Intel shares edged upward by as much as 2% during regular trading hours today after analysts at MKM Partners bumped up their price target for the company from $40 to $45 per share. They also upgraded Intel from Neutral to Buy and increased their earnings estimates for the company.

Intel Corporation Upgraded to 'Buy': MKM

Intel looks good in 2015

In a report dated Jan. 5, 2015, analyst Ian Ing said he probably left his Neutral rating on Intel for too long, even though he maintained a positive bias toward the company. He said he likes how Intel is set up as the year begins.

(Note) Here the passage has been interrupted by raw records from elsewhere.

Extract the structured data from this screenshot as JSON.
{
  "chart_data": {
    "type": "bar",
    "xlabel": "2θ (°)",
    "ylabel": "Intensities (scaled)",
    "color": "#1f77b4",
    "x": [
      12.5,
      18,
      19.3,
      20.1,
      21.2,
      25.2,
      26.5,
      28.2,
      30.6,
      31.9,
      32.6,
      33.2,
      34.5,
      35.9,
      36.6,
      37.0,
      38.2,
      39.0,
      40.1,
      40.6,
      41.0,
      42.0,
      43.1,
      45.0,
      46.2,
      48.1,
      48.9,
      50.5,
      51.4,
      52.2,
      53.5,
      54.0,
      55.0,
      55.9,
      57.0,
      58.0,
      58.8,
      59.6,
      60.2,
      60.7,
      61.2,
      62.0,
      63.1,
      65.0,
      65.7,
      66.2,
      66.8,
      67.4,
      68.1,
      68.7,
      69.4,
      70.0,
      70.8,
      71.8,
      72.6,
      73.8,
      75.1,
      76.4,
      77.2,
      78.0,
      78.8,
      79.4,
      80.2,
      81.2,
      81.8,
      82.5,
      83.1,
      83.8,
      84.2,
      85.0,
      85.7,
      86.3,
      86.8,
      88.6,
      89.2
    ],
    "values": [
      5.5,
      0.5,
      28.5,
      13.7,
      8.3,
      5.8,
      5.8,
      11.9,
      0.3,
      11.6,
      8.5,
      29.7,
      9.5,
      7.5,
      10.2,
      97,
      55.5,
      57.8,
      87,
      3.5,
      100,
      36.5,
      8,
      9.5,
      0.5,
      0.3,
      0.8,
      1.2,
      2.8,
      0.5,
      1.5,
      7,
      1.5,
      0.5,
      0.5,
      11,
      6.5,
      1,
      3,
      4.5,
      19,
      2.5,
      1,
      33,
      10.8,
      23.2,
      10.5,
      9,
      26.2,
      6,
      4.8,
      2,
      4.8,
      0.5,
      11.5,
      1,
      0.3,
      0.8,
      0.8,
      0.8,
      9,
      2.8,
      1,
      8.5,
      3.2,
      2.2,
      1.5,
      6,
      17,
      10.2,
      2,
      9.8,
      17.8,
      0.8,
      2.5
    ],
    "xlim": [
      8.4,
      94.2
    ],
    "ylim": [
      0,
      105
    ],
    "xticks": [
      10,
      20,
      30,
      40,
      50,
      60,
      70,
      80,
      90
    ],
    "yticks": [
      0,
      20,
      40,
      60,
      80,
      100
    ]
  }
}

It’s clear now that the PC market has stabilized, and Intel has shown improvements in its data center business. He thinks Intel’s data center business is just at the beginning of growth because enterprises are about to drop big bucks on cloud service infrastructure and big data analytics. He points out that big data and Hadoop platforms require multiple servers, which of course means more sales for Intel.

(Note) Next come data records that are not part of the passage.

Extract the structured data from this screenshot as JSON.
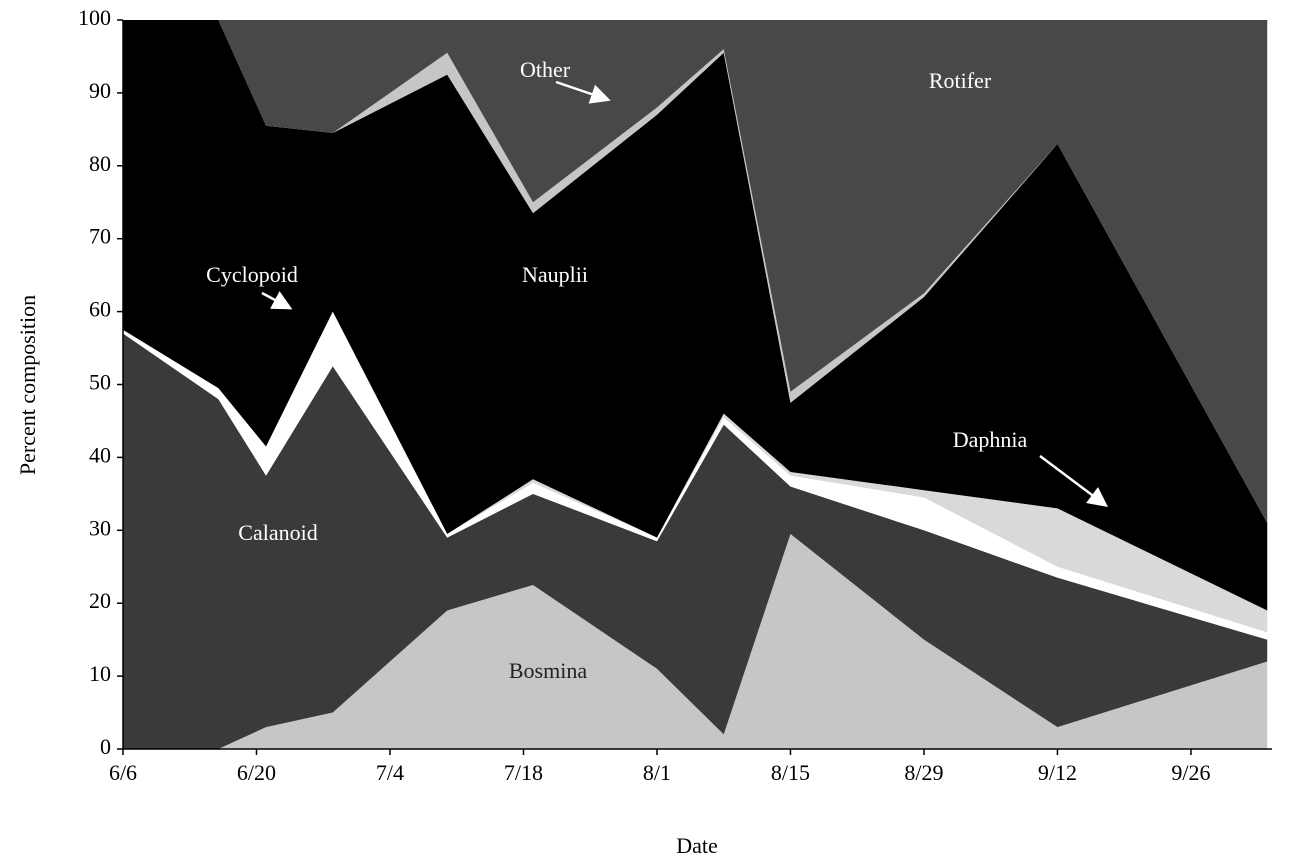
{
  "chart_data": {
    "type": "stacked-area",
    "xlabel": "Date",
    "ylabel": "Percent composition",
    "x": [
      0,
      10,
      15,
      22,
      34,
      43,
      56,
      63,
      70,
      84,
      98,
      120
    ],
    "xlim": [
      0,
      120.5
    ],
    "xticks": [
      {
        "value": 0,
        "label": "6/6"
      },
      {
        "value": 14,
        "label": "6/20"
      },
      {
        "value": 28,
        "label": "7/4"
      },
      {
        "value": 42,
        "label": "7/18"
      },
      {
        "value": 56,
        "label": "8/1"
      },
      {
        "value": 70,
        "label": "8/15"
      },
      {
        "value": 84,
        "label": "8/29"
      },
      {
        "value": 98,
        "label": "9/12"
      },
      {
        "value": 112,
        "label": "9/26"
      }
    ],
    "ylim": [
      0,
      100
    ],
    "yticks": [
      0,
      10,
      20,
      30,
      40,
      50,
      60,
      70,
      80,
      90,
      100
    ],
    "series": [
      {
        "name": "Bosmina",
        "color": "#c6c6c6",
        "values": [
          0,
          0,
          3,
          5,
          19,
          22.5,
          11,
          2,
          29.5,
          15,
          3,
          12
        ]
      },
      {
        "name": "Calanoid",
        "color": "#3a3a3a",
        "values": [
          57,
          48,
          34.5,
          47.5,
          10,
          12.5,
          17.5,
          42.5,
          6.5,
          15,
          20.5,
          3
        ]
      },
      {
        "name": "Cyclopoid",
        "color": "#ffffff",
        "values": [
          0.5,
          1.5,
          4,
          7.5,
          0.5,
          1.5,
          0.5,
          1,
          1.5,
          4.5,
          1.5,
          1
        ]
      },
      {
        "name": "Daphnia",
        "color": "#d9d9d9",
        "values": [
          0,
          0,
          0,
          0,
          0,
          0.5,
          0,
          0.5,
          0.5,
          1,
          8,
          3
        ]
      },
      {
        "name": "Nauplii",
        "color": "#000000",
        "values": [
          42.5,
          50.5,
          44,
          24.5,
          63,
          36.5,
          58,
          49.5,
          9.5,
          26.5,
          50,
          12
        ]
      },
      {
        "name": "Other",
        "color": "#c6c6c6",
        "values": [
          0,
          0,
          0,
          0,
          3,
          1.5,
          1,
          0.5,
          1.5,
          0.5,
          0,
          0
        ]
      },
      {
        "name": "Rotifer",
        "color": "#484848",
        "values": [
          0,
          0,
          14.5,
          15.5,
          4.5,
          25,
          12,
          4,
          51,
          37.5,
          17,
          69
        ]
      }
    ]
  }
}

In addition, he said supplier roadmaps appear to be “well-timed,” meaning customers have plenty of reasons to upgrade. A number of supplier refreshes are coming down the pipeline this year.

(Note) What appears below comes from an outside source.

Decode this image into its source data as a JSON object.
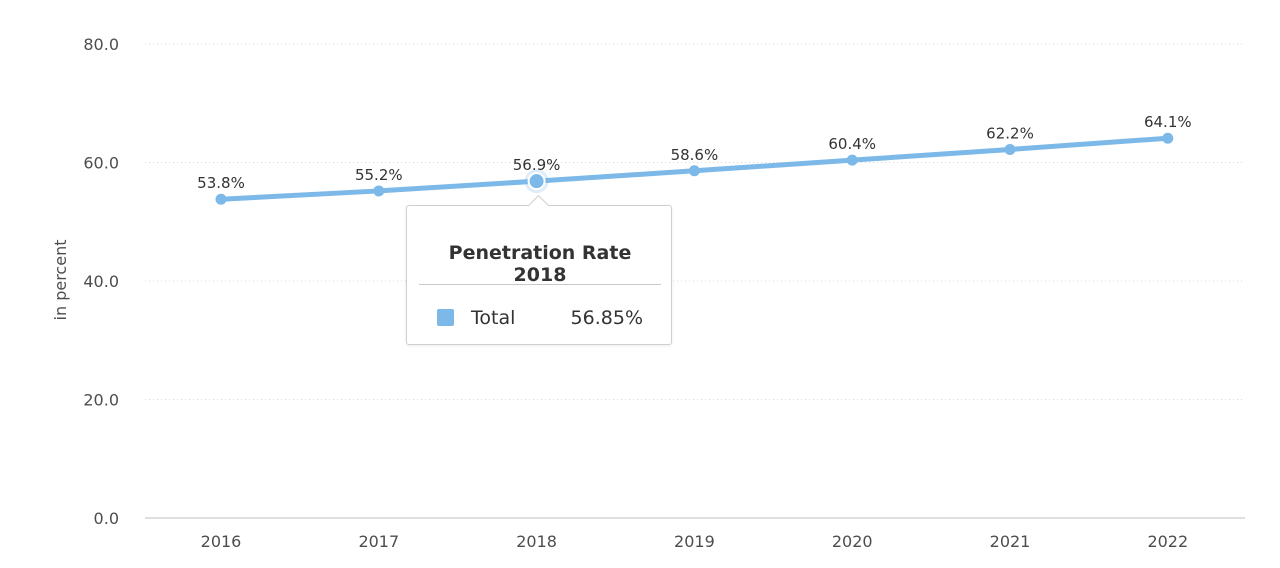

Intel to progress in tablets and foundry

The analyst also expects Intel to keep scaling its wireless and foundry business, which is an important factor because he was previously Neutral-rated on the chipmaker because of skepticism on this issue. He likes the company’s “persistent and practical approach to eventually succeed in new markets,” particularly in tablets and, geographically, in China.

Ing believes Intel still isn’t satisfied with the current scale of its Mobile & Communications and Foundry businesses, and he thinks this year will bring some major milestones as Intel pushes further into those markets.

Intel deserves a premium multiple

The analyst thinks it’s reasonable to assign Intel premium earnings multiples because of continued stabilization in the PC market as well as “increasingly favorable mega-trend exposure.” Currently Intel trades at about 15.5 times consensus forward earnings estimates. He thinks a multiple that’s close to that of the S&P is “appropriate.” Currently the average is 16.4 times.

He adds that the law of large numbers does usually result in compressed earnings multiples for large cap companies. However, he also said Microsoft and Qualcomm have continued trading higher than the average multiples in the S&P while also taking part in “mega-trends” that have significantly grown their earnings.